For reasons that remain unclear, Irena A.S. left Greece in a hurry in January of this year, leaving behind most of her personal belongings. She eventually contacted her store and apartment landlords, informing them that she would not be returning to Greece due to some health issues. In the weeks that followed, she ensured that all of her financial obligations towards her landlords and employees were met. It is believed that Irena A.S.’s husband, also a Russian national, who lived in Brazil using forged cover credentials, and going by the cover name “Daniel Campos”, also disappeared in January of this year. It is highly likely that they have both returned to Russia, possibly under fear of their cover being blown.
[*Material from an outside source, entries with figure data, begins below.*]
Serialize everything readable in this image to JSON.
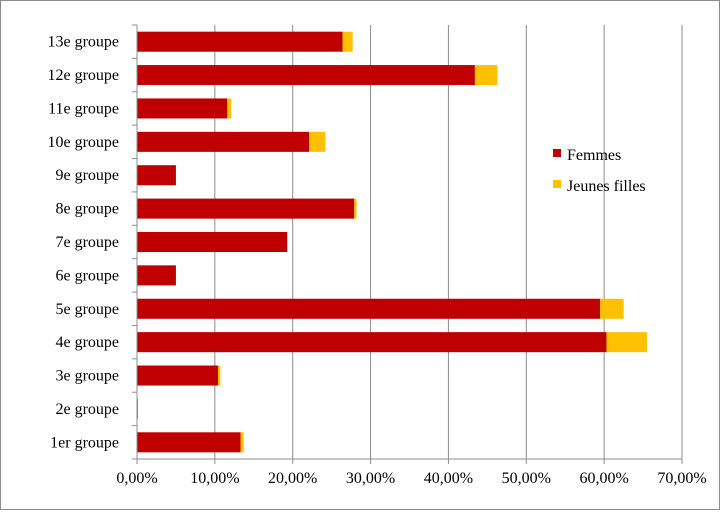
{
  "chart_data": {
    "type": "bar",
    "orientation": "horizontal",
    "stacked": true,
    "title": "",
    "xlabel": "",
    "ylabel": "",
    "categories": [
      "1er groupe",
      "2e groupe",
      "3e groupe",
      "4e groupe",
      "5e groupe",
      "6e groupe",
      "7e groupe",
      "8e groupe",
      "9e groupe",
      "10e groupe",
      "11e groupe",
      "12e groupe",
      "13e groupe"
    ],
    "series": [
      {
        "name": "Femmes",
        "color": "#c00000",
        "values": [
          13.3,
          0.1,
          10.4,
          60.3,
          59.5,
          5.0,
          19.3,
          27.9,
          5.0,
          22.1,
          11.6,
          43.4,
          26.4
        ]
      },
      {
        "name": "Jeunes filles",
        "color": "#ffc000",
        "values": [
          0.4,
          0.0,
          0.3,
          5.2,
          3.0,
          0.0,
          0.0,
          0.3,
          0.0,
          2.1,
          0.5,
          2.9,
          1.3
        ]
      }
    ],
    "xlim": [
      0,
      70
    ],
    "xticks": [
      "0,00%",
      "10,00%",
      "20,00%",
      "30,00%",
      "40,00%",
      "50,00%",
      "60,00%",
      "70,00%"
    ],
    "grid": true,
    "legend_position": "right"
  }
}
This case is similar in some details to that of Maria Adela Kuhfeldt Rivera, who returned to Moscow in 2018 due to the threat of being exposed in Italy. It was her passport number and series, linked with military intelligence operatives, that could point to her malign affiliation. During her deployment, she was working on obtaining information from and trying to recruit NATO officers stationed in Naples.

Similarities between the Rivera and Tsall cases point to the common elements of a cover identity that Russian intelligence uses for its elite “illegal” spies abroad.


The assets arrive in Europe from destinations in Central or Latin America. Earlier, RLI published an analysis showing how Russian intelligence opts for Argentina in an effort to infiltrate and legalize its deep undercover operatives.

Among other countries, Brazil and Peru were also used to create the cover identity and IDs. The choice is likely due to both the level of corruption, which allows intelligence to obtaining passports of these countries and the opportunities for visa-free travel to Europe once those passports are available. The two spouses arrested in Slovenia on charges of spying for Russia also held Argentinean passports. They turned out to have worked for Russia’s Foreign Intelligence Service. Sergey Cherkasov, who US intelligence believes is an elite “illegal” operative of Russia’s GRU military intelligence agency posed as Brazilian citizen Victor Muller Ferreira over many years and won an internship at the ICC. 

Exposed Russian “illegals” usually run some small businesses, imitating commercial activities to explain their income and expenses. It should be noted that Russian intelligence, as a rule, doesn’t have their assets employed by random companies, instructing their “illegals” to manage their own businesses. The analysis points to a trend where the Russians use cover identities of foreign nationals who died in infancy, which complicates verification across various databases.
There was a similar story of Donald Howard Graham Heathfield, an infant who died decades ago in Montreal. The Russian spy, who stole Heathfield’s identity, worked for Global Partners Inc., a Canadian business-services firm. Russian intelligence field offices, or “rezidenturas,” at embassies regularly search in media for obituaries and personal data of the deceased. As they seize on the identity of a dead infant, they start building a new one for their asset around this base. The fact that such work has been going on since the Cold War times means the Russians have at their disposal a large selection of cover identities with incredible potential for choosing gender, locality, and date of birth. This practice is confirmed by the case of the Primrose-Morrison couple, who assumed the identities of two infants, Bobby Fort and Julie Montague, who had died in Texas in 1967 and 1968 respectively.

The exfiltration to Russia of their “illegals” judging by the incidents over the recent years, proceeds under the fake pretext of sudden and serious health issues. Perhaps, in this way, Moscow seeks not to harm their valuable assets by exposing them in a hope that taking them to safety in Russia will allow them to consider redeploying them after providing them with new handlers.


If their assets have already been detained and charged, Russia may launch an extradition request, claiming the person in question is wanted on criminal charges (non-related to spying) filed in Russia, as was the case of Sergey Cherkasov, the “illegal” who had tried to infiltrate the ICC using a fake Brazilian identity.


Most of the exposed “illegals” were supervised by Russia’s military intelligence, which confirms the assumption about a deep crisis in the agency’s operations.